Eventually, we built an actual worship team to plan the event, and we decided to make the service less about a being a big event and more about being a distinct and focused night of worship. We'd build the service thematically around an idea, then produce the best possible service we could around that concept.

This year's theme was "The In-Between Place" - that is, the moment in between Christ's sacrifice and resurrection, the long pause before the dawn breaks clear on the horizon and you know the joy of Christ’s return. We wanted it to be poetic and haunting, and my boss just pointed at me and said "go write this."

Since I do not write poetry, this was a bit of a risk, but I loved getting the chance to play with this idea and try to create something, between the words and the filmed images, that conveyed what waiting for a Savior meant.

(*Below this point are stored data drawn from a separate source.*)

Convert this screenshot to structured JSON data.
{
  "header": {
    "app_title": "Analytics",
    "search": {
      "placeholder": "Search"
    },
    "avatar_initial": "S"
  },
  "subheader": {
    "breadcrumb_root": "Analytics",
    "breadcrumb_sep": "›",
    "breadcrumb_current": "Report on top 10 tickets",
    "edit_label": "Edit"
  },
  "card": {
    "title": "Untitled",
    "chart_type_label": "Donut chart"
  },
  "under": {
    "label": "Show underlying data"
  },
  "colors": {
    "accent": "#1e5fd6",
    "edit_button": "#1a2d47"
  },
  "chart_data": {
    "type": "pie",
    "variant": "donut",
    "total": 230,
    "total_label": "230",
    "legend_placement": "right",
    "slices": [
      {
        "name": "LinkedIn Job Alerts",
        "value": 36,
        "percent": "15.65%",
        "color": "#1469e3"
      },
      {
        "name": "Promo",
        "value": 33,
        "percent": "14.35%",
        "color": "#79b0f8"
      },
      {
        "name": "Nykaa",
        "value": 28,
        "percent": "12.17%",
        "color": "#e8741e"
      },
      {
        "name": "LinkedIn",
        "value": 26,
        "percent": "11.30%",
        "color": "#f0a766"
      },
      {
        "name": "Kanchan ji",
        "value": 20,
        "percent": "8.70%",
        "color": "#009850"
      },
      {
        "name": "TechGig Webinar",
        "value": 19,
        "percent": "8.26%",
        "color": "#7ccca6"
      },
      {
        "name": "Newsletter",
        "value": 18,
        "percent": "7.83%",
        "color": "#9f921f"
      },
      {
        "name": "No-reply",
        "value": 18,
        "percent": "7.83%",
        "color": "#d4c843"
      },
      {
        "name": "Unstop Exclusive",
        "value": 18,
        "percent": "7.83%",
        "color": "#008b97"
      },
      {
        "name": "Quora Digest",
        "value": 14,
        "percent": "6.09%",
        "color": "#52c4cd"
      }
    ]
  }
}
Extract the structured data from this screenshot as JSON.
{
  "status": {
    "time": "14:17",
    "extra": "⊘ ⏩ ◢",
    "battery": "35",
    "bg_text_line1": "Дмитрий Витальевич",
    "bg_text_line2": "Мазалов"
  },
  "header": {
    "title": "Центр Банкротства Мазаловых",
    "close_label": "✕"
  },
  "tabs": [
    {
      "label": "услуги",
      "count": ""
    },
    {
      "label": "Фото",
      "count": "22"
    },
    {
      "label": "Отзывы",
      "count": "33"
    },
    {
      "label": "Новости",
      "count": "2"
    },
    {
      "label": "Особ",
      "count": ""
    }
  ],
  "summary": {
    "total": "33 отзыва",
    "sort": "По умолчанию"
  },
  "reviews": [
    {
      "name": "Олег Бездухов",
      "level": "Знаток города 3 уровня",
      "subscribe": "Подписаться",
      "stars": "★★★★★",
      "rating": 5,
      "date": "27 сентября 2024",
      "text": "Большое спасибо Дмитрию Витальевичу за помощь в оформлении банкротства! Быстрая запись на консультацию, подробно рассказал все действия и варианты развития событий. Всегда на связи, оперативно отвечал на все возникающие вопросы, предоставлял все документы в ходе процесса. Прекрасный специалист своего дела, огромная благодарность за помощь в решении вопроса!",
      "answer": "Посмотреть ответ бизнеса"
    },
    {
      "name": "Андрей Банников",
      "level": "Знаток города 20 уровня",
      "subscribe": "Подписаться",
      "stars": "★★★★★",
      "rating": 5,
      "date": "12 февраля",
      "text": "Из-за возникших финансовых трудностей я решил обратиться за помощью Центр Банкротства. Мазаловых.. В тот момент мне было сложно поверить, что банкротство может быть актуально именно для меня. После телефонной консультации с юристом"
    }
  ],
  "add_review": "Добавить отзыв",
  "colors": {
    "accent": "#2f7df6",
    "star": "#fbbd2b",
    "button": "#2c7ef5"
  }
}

This is the finished film, with a recording of a rehearsal with the narrator (Emily Hudson) laid over the top. 

Now, here is the live performance of the piece. There were actually three pieces to this - a section read aloud outside, as the cross was brought in through the crowds to the sanctuary, this section midway through worship, and a wordless section that closed out the night.

I've worked with Emily in a dozen different projects, and I love doing so because she always brings her whole self into everything that she does. Everyone else in the project wanted to find someone loud and booming to do this part. I wanted Emily, and what she brought to this performance is why.


THE FIRST COVID CHRISTMAS

People were understandably depressed when we got to Christmas 2020 and we still weren’t able to worship in person. We are a church of tradition, and filling the sanctuary and singing “Silent Night” while holding candles on Christmas Eve is a sacred moment for everyone. You can watch a service and light candles at home, but it’s not the same.

But even though it was going to be different, I still wanted it to be special.

We wanted to mix some Christmas songs into weekly worship, so I set out to design a set that would be as transportive as possible.

But it was Christmas Eve I really had my eye on. We were still shooting all of our music inside an empty sanctuary and multi-use rehearsal spaces, and with no one in the buildings, we had cut every bit of Christmas decoration out of the budget. How could we make it feel like Christmas was really happening?

I gathered up every bit of Christmas decoration I could from forgotten closets on both campuses and drove all of it out to the rehearsal space. My very understanding wife came along to help:

Then my team and I got to work setting it all up.

We spent the better part of two days preparing, then filmed the Christmas special all in a couple of hours. It felt like magic.